私の知り合いに10代前半から自衛隊機を撮りまくり、愛読雑誌は「Jwing」と「軍事研究」でそのまま航空自衛隊に入隊したクレイジーな奴がいる。もうどうにでもなれ。

彼は最新の国際情勢と陸海空自衛隊の装備やら部隊の情報やら在日米軍の話やら演習の話やらには矢鱈詳しい。いや、軍事研究を毎月購読しているので当然である。

で、私は同じくミリタリーが好きなので周りからは同類であると見なされている。

しかし、彼と軍事の話をすれば対立することやかみ合わないことが多々あった。

何故か。

ジャンルが違うからに決まってんだろ!!!!!

まず、入り口が違うんだよ!

どういうことか。

 

私は模型からミリタリーの道を進み始めた。

彼は自衛隊機の撮影から入門している。

これら2つの事実から考えるに、

私は

ウォーターラインシリーズ⇒空母艦上機⇒WWⅡの軍用機⇒冷戦期の軍用機

と歩んできたのでいわばロマン主義

彼は

自衛隊機の撮影⇒陸海空自衛隊の装備⇒在日米軍ジェット機

と歩んできたと予想(ちょっと自信ないけど)、明らかに写実主義

 

愛読の雑誌も全く違うぞ。

私はModel Graphix Scale Aviationというように模型雑誌がメインで航空雑誌は本屋で軽く読む程度。

 

モデルグラフィックス 2016年 03 月号 [雑誌]
 

 

 

Scale Aviation 2016年 03 月号 [雑誌]

Scale Aviation 2016年 03 月号 [雑誌]

 

 

彼は先述の通り、Jwing 軍事研究辺りである。

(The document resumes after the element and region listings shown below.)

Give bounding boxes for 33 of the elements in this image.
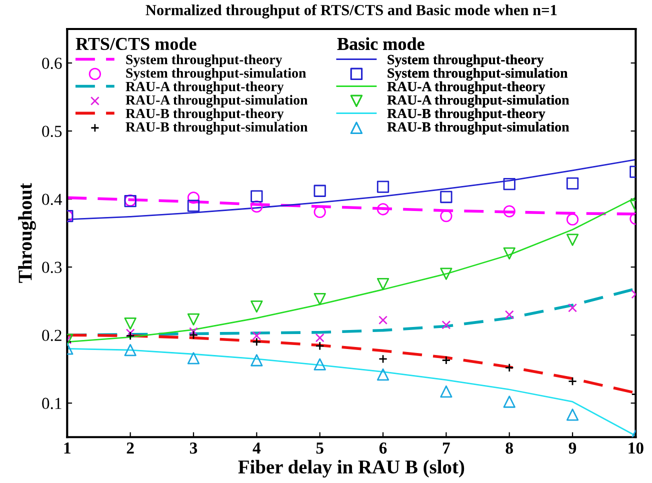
x-tick-label: 3 — [190, 442, 198, 454]
y-tick-label: 0.3 — [42, 262, 62, 274]
annotation: RTS/CTS mode — [76, 37, 196, 50]
x-tick-label: 1 — [64, 442, 70, 454]
legend-label: RAU-A throughput-theory — [387, 81, 546, 94]
x-tick-label: 2 — [126, 442, 134, 454]
legend-label: RAU-B throughput-theory — [387, 108, 546, 122]
x-tick-label: 5 — [316, 442, 324, 454]
y-tick-label: 0.1 — [42, 398, 62, 410]
legend-label: RAU-A throughput-theory — [126, 81, 284, 94]
legend-label: System throughput-theory — [388, 54, 544, 68]
legend-label: RAU-B throughput-theory — [126, 108, 284, 122]
legend-label: RAU-B throughput-simulation — [387, 122, 570, 135]
y-tick-label: 0.4 — [42, 194, 62, 206]
x-tick-label: 10 — [628, 442, 644, 454]
annotation: Basic mode — [337, 37, 424, 50]
legend-label: RAU-A throughput-simulation — [126, 94, 308, 108]
legend-label: System throughput-simulation — [388, 68, 568, 81]
legend-label: System throughput-simulation — [126, 68, 306, 81]
chart-title: Normalized throughput of RTS/CTS and Basic mode when n=1 — [146, 4, 557, 18]
x-tick-label: 8 — [506, 442, 513, 454]
legend-label: RAU-A throughput-simulation — [387, 94, 570, 108]
x-tick-label: 6 — [379, 442, 387, 454]
x-tick-label: 9 — [568, 442, 576, 454]
legend-label: RAU-B throughput-simulation — [126, 122, 308, 135]
legend-label: System throughput-theory — [126, 54, 282, 68]
y-tick-label: 0.6 — [42, 58, 62, 70]
x-tick-label: 4 — [252, 442, 261, 454]
y-tick-label: 0.2 — [42, 330, 62, 342]
x-tick-label: 7 — [442, 442, 450, 454]
y-axis-title: Throughout — [18, 183, 36, 283]
y-tick-label: 0.5 — [42, 126, 62, 138]
x-axis-title: Fiber delay in RAU B (slot) — [238, 460, 464, 478]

もしかしたら航空ファンや航空情報とかも買っているかもしれない。

 

J Wings (ジェイウイング) 2016年4月号
 

 

 

軍事研究 2016年 03 月号 [雑誌]

軍事研究 2016年 03 月号 [雑誌]

 

 

で、好きなジェット機も違うわけだ。

私はF-105が大好きだが、彼はこの偉大なるワンマンファイターにしてマルチロールファイターの先駆けを知らなかった。マジショックでした。かなり濃密なミリオタだと聞いていただけに驚愕したことを覚えている。

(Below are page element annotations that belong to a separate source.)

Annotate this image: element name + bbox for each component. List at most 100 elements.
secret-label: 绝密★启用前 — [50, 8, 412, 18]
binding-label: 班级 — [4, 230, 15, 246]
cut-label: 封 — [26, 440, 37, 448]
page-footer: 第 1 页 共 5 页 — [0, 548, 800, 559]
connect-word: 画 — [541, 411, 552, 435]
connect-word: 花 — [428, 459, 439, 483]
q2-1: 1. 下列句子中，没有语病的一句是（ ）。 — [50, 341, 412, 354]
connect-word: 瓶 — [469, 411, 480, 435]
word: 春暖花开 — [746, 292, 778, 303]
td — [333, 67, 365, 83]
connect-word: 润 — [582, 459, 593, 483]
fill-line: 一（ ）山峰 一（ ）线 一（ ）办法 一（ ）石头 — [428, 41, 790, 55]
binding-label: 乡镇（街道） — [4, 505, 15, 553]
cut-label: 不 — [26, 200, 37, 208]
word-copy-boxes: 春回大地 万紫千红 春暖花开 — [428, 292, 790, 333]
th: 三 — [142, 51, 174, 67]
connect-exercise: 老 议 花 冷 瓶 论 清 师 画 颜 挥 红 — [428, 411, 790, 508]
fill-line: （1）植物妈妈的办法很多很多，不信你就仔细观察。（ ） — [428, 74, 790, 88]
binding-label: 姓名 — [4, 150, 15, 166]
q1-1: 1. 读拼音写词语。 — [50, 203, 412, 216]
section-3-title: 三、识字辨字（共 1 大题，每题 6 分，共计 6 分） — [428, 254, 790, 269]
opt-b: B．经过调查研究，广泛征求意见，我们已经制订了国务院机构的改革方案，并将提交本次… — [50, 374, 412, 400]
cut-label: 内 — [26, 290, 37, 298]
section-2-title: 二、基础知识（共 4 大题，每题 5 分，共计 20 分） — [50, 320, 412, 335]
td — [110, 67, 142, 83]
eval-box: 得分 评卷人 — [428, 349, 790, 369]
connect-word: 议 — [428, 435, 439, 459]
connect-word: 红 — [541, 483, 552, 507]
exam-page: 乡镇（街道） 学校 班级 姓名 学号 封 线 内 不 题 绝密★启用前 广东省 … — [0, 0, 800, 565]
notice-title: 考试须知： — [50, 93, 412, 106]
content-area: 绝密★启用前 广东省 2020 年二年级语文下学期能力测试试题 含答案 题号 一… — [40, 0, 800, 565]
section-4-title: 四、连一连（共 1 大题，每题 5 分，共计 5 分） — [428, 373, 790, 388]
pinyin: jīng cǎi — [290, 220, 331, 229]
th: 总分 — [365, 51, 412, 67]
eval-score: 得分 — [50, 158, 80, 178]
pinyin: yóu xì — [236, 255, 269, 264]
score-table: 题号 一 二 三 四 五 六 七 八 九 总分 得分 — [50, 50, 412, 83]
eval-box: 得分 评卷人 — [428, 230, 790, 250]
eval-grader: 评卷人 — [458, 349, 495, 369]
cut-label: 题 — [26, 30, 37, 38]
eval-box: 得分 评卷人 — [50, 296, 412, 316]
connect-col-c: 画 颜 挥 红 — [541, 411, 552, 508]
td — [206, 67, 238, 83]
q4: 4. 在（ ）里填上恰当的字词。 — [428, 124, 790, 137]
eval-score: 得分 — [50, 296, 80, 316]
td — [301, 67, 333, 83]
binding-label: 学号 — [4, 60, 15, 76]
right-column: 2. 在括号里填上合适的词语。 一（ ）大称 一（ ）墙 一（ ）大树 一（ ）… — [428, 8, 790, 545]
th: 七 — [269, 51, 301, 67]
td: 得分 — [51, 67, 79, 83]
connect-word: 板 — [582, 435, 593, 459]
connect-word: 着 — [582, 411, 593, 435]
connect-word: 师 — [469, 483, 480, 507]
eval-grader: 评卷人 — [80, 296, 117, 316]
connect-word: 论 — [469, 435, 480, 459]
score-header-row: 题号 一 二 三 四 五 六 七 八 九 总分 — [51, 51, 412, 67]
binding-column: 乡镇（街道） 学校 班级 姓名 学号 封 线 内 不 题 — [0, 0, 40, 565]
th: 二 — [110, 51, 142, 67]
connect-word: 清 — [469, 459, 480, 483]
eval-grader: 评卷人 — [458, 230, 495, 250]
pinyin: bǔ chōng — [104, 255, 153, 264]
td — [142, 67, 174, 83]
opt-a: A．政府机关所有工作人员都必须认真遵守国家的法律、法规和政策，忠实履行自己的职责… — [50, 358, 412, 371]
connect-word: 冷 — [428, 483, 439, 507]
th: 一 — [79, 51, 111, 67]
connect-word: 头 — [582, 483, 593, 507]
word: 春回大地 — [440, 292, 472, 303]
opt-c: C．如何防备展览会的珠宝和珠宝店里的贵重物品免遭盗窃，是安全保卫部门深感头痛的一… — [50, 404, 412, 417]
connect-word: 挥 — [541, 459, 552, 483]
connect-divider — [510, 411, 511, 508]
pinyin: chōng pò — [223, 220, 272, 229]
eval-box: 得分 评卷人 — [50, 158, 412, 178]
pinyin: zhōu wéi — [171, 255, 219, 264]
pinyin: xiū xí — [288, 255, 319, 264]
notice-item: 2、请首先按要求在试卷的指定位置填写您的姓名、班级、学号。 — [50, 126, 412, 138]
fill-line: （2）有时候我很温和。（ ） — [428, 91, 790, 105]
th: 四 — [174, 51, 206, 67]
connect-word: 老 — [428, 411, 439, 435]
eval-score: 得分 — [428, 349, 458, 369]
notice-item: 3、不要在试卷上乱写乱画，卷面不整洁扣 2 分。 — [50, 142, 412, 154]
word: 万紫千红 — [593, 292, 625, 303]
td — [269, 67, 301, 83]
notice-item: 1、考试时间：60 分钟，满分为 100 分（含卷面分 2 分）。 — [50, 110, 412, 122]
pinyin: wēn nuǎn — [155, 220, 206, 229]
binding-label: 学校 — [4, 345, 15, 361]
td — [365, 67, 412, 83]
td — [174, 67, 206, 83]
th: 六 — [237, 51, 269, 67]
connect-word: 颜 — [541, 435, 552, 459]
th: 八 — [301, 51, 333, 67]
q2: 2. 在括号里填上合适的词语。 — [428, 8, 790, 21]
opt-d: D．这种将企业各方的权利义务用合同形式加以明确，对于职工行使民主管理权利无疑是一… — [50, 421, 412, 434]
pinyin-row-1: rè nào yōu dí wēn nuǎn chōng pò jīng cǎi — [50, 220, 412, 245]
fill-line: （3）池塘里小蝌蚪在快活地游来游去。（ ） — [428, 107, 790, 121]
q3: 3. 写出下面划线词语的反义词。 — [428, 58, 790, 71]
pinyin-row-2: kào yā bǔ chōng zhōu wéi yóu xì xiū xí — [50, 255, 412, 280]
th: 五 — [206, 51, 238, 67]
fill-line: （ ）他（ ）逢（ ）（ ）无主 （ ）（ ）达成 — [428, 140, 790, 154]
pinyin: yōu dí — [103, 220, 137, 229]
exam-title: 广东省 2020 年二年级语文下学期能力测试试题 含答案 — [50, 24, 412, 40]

逆にF-15とかが好きなのは一緒なのだけれど、いかんせん彼の話には全くついていくことはできない。F-35の進捗状況等最新の軍事ニュースは彼に分があることに私は全く異論を持たない。

 

結局、両者の住む領域が違うのだ。

これって多分鉄道マニア内のジャンルの違いみたいなものなんだよな。いや、鉄オタのこと全然知らんけど。

 

とにかく、私と彼は同じだけど同じじゃないのである。

じゃあ、逆に何が同じなんですかって?

 

 

どちらもガルパン劇場版を熱心に見に行っていることかな…

 

 

やはり、アニメは対立を忘れさせてくれるよいものですね、、、

 

 

最後にミリオタの究極形態の実例、悩めるミリオタのロリコン宮崎駿を取り上げる。

風立ちぬ」は一般人の印象は戦争に近づく時代の中、航空機設計も愛も他意なくがむしゃらに突き詰める天才技術者の話だね、

と私は今思いついた。しかし、

実のところ、監督は、

めっちゃ戦闘機を題材にした映画を作りたいけれど普通に戦闘機が活躍する映画を作ると「空軍大戦略」だよ。かといって「やっぱ戦争はダメだ」とかで締めくくるとありきたりな上にどうあがいても凡作、駄作のそしりを免れないし。もう史実ガン無視でいくしかねえな。声は庵野にすることで感情表現に乏しい研究者の精一杯さを出せるっしょ

みたいに考えていたのかもしれない。

結局、「風立ちぬ」は多分監督の読み通りで評価されミリオタからは敢えてゼロをほとんど出さずに9試艦戦とかマイナー機だらけやないか!とやるじゃんと高評価。一般観客からは病弱な菜穂子さんめっちゃ健気ですね、みたいな感じでいいストーリーやねと高評価。すごいよこのじいちゃん。